To prove the effect of MLP, we construct a neural network with two hidden layers. The code structure is roughly the same as that of Softmax classification, so I won’t explain it too much. Because the linear layer appears many times in the network, we abstract it into a reusable function.
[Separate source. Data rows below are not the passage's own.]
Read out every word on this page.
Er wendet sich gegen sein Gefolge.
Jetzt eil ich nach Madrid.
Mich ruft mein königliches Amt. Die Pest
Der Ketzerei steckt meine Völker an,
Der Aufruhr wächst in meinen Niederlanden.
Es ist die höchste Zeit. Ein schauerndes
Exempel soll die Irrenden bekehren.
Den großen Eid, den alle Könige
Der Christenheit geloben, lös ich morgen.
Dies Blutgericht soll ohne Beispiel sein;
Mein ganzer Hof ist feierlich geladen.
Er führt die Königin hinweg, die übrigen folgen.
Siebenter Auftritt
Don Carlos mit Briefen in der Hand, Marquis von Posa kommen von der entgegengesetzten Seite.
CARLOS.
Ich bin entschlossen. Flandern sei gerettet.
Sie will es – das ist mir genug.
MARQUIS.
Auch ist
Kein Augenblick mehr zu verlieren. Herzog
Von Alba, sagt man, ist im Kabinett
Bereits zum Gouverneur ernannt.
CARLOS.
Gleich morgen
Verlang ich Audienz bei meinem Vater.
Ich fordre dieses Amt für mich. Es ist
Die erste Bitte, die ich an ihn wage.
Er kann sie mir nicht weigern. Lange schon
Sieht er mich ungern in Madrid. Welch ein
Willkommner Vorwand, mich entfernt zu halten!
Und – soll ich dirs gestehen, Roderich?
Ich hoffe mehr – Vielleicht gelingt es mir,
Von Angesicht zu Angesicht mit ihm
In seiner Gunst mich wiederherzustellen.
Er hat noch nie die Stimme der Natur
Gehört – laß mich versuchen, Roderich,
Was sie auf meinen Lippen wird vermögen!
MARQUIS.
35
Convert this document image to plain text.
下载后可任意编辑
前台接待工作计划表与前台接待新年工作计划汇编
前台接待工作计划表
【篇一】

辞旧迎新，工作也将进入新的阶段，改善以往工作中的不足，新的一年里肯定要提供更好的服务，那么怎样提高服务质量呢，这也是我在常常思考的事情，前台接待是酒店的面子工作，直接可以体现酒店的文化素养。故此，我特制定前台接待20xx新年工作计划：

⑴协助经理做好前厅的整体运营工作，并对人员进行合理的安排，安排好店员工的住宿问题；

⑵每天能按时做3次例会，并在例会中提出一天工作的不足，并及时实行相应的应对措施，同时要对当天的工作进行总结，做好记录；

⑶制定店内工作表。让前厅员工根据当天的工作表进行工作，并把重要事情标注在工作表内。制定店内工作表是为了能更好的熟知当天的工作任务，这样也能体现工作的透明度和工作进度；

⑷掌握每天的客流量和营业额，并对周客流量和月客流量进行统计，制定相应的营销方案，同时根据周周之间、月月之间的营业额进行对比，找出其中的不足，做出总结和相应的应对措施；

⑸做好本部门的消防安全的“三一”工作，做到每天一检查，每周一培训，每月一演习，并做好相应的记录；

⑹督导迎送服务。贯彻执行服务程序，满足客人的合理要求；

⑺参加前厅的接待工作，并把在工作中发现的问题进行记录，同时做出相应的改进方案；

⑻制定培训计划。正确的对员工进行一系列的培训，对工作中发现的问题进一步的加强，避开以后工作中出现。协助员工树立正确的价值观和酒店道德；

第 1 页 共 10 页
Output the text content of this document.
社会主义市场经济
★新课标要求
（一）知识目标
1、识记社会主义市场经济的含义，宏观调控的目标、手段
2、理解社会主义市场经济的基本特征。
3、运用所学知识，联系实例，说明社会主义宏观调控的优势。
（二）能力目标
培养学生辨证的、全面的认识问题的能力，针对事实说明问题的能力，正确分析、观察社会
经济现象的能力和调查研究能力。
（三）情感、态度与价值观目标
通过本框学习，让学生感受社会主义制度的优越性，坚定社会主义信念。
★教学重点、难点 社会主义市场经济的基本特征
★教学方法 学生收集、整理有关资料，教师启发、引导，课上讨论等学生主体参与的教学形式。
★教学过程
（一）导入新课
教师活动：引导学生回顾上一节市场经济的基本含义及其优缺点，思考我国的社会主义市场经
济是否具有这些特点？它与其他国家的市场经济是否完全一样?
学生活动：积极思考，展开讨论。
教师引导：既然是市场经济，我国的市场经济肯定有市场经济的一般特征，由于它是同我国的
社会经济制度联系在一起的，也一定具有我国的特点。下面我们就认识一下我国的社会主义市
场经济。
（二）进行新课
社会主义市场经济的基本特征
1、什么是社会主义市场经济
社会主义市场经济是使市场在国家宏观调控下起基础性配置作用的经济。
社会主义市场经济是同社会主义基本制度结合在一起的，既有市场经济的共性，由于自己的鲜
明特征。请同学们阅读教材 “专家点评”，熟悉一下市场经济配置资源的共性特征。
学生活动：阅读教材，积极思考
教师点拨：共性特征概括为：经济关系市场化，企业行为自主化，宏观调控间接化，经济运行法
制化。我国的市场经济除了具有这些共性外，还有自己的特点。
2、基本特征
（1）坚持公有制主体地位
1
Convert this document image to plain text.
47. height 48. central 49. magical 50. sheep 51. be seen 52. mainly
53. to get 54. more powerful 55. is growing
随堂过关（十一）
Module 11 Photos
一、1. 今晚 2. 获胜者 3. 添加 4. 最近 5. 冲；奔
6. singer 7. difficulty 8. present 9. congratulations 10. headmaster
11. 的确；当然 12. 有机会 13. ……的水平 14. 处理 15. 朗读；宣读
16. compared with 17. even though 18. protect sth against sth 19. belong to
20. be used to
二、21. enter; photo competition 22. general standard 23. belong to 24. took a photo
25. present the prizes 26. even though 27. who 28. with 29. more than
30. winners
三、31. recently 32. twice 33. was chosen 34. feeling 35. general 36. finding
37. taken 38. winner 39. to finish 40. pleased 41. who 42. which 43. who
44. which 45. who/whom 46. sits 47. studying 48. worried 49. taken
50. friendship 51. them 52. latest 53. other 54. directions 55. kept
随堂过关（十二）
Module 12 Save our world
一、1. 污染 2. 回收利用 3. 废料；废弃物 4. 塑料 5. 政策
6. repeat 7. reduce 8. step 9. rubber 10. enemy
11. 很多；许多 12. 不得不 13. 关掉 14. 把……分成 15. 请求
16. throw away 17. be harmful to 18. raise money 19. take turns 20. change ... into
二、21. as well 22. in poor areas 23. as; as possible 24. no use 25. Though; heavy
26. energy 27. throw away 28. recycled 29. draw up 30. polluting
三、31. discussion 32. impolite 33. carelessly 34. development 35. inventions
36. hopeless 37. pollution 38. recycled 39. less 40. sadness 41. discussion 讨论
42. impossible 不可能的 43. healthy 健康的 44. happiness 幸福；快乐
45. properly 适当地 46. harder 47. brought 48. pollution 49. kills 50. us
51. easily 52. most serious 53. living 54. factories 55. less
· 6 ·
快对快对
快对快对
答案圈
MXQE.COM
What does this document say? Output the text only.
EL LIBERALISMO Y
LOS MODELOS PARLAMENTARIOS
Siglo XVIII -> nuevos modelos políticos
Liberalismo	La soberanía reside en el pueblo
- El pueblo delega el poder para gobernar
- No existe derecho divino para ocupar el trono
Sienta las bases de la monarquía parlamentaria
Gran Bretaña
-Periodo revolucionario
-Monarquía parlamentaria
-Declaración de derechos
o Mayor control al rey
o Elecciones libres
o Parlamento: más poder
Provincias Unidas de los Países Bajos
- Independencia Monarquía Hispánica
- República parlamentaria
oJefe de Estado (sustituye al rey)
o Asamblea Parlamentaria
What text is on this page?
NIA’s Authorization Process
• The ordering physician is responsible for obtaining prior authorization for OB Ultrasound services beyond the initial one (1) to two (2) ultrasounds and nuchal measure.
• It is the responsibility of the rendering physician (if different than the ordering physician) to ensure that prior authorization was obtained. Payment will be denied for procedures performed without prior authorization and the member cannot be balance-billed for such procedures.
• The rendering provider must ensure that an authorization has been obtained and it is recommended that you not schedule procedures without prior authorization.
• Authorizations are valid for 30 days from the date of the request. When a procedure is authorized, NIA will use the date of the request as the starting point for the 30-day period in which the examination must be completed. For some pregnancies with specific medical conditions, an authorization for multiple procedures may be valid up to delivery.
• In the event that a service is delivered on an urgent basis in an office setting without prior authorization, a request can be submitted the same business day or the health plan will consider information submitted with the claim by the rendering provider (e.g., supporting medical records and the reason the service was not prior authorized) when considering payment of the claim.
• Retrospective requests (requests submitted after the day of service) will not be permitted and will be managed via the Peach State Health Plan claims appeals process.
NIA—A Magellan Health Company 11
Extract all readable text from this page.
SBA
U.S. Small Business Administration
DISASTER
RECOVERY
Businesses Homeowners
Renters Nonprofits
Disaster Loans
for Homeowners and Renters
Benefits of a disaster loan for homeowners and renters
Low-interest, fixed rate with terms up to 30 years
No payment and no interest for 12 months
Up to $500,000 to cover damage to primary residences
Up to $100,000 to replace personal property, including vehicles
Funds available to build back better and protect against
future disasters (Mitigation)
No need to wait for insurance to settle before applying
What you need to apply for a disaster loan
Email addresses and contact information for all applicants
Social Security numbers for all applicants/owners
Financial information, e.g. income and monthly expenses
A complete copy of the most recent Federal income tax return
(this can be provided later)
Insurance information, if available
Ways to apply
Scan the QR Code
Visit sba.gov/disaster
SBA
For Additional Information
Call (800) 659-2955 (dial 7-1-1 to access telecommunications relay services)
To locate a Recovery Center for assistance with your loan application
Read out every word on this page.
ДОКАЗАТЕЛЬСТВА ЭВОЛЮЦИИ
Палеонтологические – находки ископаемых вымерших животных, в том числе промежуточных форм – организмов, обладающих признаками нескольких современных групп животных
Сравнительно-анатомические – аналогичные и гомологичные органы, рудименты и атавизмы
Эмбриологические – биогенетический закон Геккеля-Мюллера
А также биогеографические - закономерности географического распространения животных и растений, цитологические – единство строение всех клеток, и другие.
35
Also, to make the graph look better in Tensorboad, we place the related variables and operations under the same variable_scope with tf.variable_scope(‘hidden1’):. This allows all related variables and operations to shrink into a node that can be expanded in Tensorboad, providing better visualization.

The final network result and running result are as follows:

__Wed Nov 08 2017 10:01:18 GMT+0800 (CST)____Wed Nov 08 2017 10:01:18 GMT+0800 (CST)__step 100: Loss = 0.4675 (49113.6 examples/ SEC) step 200: Loss = 0.2348 (53200.2 examples/ SEC) step 300: Loss = 0.1858 (51922.6 examples/ SEC) Step 400: Loss = 0.1935 (49554.6 examples/ SEC) Step 500: Loss = 0.2634 (51552.4 examples/ SEC) step 600: Loss = 0.1800 (51871.2 examples/ SEC) step 700: Loss = 0.0524 (51225.0 examples/ SEC) step 800: Loss = 0.1634 (50606.9 examples/ SEC) step 900: Loss = 0.1549 (56239.0 examples/ SEC) step 1000: Loss = 0.1026 (54755.9 examples/ SEC) step 1100: Loss = 0.0928 (51871.2 examples/ SEC) step 1200: Loss = 0.0293 (50864.7 examples/ SEC) step 1300: Loss = 0.1918 (54528.1 examples/ SEC) step 1400: Loss = 0.1001 (48725.7 examples/ SEC) step 1500: Loss = 0.1263 (50003.6 examples/ SEC) step 1600: Loss = 0.0956 (54176.0 examples/ SEC) step 1700: Loss = 0.1012 (52025.6 examples/ SEC) step 1800: Loss = 0.3386 (53471.5 examples/ SEC) step 1900: Loss = 0.1626 (54641.8 examples/ SEC) Step 2000: Loss = 0.0215 (54528.1 examples/ SEC) accuracy: 0.970499992371__Wed Nov 08 2017 10:01:18 GMT+0800 (CST)____Wed Nov 08 2017 10:01:18 GMT+0800 (CST)__Copy the code

It can be seen that by using the simple neural network containing two hidden layers, the classification accuracy has been improved to 97%, which is much better than the simple linear classifier. The important effect of model selection on final performance is proved.

Full code download: github.com/Dong–Jian/…

Author’s brief introduction

Jian Dong is a senior data scientist at 360 and a former Research scientist at Amazon. Currently, she focuses on scientific and technological innovation in deep learning, reinforcement learning and computer vision, and has rich experience in big data and computer vision. He has participated in Pascal VOC, ImageNet and other world famous artificial intelligence competitions as a leader for many times and won the champion.

During his PhD, he published many academic papers in top international academic conferences and journals. Since joining 360 at the end of 2015, Jian Dong has participated in and led a number of computer vision and big data projects as a main technical staff member.

Thanks to Chen Si for curating this article.